Lieber Merlin, dass Jesus den Tempelfrieden nicht gestört haben soll glaube ich nicht gesagt zu haben. Natürlich hat Jesus durch sein Tun - Umwerfen der Tische und Vertreiben der Hänler vermutlich ein heilloses Durcheinander angerichtet. So hätte es sicherlich ein Mensch als Beobachter gesehen.
Zum Ausdruck bringen will ich doch, dass Jesus in seiner Hellsichtigkeit all die niederen Wesen gesehen hat, die je mehr vom Tempel Besitz ergriffen, je mehr Lug und Betrug hier Einzug hielt.
Nach damaligem jüdischem Recht hat Jesus sicherlich falsch gehandelt, aber NUR weil die Priester eben Gesetze erlassen haben, die sie nie hätten erlassen dürfen! Die Priester wurden von Gott auserkoren, um den Mitmenschen die Thora darzulegen und diese wiederum sollten sie ernähren. Nie war die Rede davon das die Priesterschaft zu herrschenden Klasse werden solle und der Hohepriester auf Kosten der Allgemeinheit ein Riesenpalast besitzen sollte.
Jesus hatte diese Dinge dem Volk unverblümt dargelegt, was die meisten Priester, vor allem aber den Hohenpriester rasend vor Wut machte - denn er wusste wie Recht Jesus hatte. Längst schon hatte er Büttel ausgesandt, um Jesus töten zu lassen.
lg
Syrius
Lieber Syrius,
es gab um die Zeitenwende viele Sekten im Judentum, die sich zum Teil auch deutlich abgrenzten, ohne verfolgt zu werden. So sahen zum Beispiel die Essener selbst die orthodoxen Juden als Unreine, mit denen man nichts zu tun haben wollten.
Die Pharisäer wurden von den Sadduzäern ja auch nicht verfolgt, nur weil sie eine andere Auffassung vertraten. So war es bei Johannes der Täufer ja auch nicht das Evangelium vom Reich Gottes, das ihm zum Verhängnis wurde. Auch Bar-Kochba wurde als ein Messias verehrt, ohne dass es für ihn vonseiten der Priesterschaft von Folgen war.
Was war also bei Jesus anders, als bei all den anderen Messiassen jener Zeit? Es war die Art und Weise, wie er vorgegangen war.
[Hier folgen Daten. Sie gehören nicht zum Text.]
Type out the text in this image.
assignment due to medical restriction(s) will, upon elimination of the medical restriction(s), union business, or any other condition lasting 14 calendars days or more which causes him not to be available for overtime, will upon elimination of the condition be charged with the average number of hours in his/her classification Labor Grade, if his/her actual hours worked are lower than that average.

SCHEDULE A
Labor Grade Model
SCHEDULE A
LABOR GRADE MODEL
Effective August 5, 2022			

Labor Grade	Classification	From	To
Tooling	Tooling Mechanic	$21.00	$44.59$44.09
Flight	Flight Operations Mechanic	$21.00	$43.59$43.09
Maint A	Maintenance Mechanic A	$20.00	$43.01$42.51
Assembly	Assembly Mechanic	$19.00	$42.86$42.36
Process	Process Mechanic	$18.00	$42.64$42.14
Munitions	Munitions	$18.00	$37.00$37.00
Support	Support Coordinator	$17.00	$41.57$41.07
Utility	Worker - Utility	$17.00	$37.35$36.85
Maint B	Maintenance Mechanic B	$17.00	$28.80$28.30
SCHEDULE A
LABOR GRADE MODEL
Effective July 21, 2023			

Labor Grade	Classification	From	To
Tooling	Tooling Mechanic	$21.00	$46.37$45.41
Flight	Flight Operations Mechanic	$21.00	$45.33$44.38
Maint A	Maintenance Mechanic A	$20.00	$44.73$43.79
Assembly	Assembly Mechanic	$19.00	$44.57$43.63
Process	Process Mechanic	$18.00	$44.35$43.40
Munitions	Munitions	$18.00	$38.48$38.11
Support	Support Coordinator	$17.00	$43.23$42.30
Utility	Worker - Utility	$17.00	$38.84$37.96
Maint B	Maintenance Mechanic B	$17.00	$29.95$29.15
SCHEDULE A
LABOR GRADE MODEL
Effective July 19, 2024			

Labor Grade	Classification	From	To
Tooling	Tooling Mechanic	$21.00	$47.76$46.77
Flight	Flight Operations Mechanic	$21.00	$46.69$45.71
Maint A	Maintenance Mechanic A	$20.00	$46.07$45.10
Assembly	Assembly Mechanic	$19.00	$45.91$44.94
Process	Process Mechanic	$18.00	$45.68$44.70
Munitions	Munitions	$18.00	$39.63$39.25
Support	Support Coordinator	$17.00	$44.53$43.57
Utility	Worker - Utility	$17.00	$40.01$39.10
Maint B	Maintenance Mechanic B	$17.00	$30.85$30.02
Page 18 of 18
Als gläubiger Jude hatte er doch gewusst, was die Worte vom Abriss des Tempels für ihn zur Folge haben wird und dazu passt dann auch sein Auftritt im Tempel. Dabei spielt dann doch keine Rolle, wie er es gemeint haben könnte – sondern wie es bei den anderen Gläubigen angekommen war.
Wie man in den Evangelien unschwer erkennen kann, hatte er kein Näpfchen ausgelassen, in das man treten kann, um letztendlich am Kreuz zu landen. Selbst in Gethsemani bestand noch die Möglichkeit, über den Jordan nach Peräa zu flüchten: Nein, er tat es nicht.
Für Jesus wäre es sicherlich ein Schlag ins Gesicht, wenn er mit seinem Opfer die Schuld auf einen anderen geladen hätte. Nicht durch die Gesetze laden wir Schuld auf uns, sondern durch unser Tun.
Die Anhängerschaft Jesus war eine Minderheit der Juden, was man unschwer an der späteren Entwicklung der Judenchristen einerseits und anderseits der Pharisäer in das spätere Rabbinertum erkennen kann.
Die Priesterschaft wohnte übrigens nicht in der Tempelanlage und nach jüdischem Verständnis wohnte im Tempel als solcher nur Gott. Lediglich am nördlichen Rand der Tempelanlage war die Antonia-Festung angelehnt, in der die römischen Truppen untergebracht waren.
Der eigentliche Tempel durfte nur von den Priestern betreten werden und das Allerheiligste nur einmal im Jahr vom Hohenpriester. Bei Lukas wird beschrieben, dass der Vater von Johannes der Täufer ein Priester war und auch nicht im Tempel wohnte:
Lukas 1[8 ] Und es begab sich, da er des Priesteramtes pflegte vor Gott zur Zeit seiner Ordnung [9] nach Gewohnheit des Priestertums, an ihm war, dass er räuchern sollte, ging er in den Tempel des Herrn ...
Lk 1[23] Und es begab sich, da die Zeit seines Amtes aus war, ging er heim in sein Haus.
Von Palästen für die Priesterschaft kann da also keine Rede sein.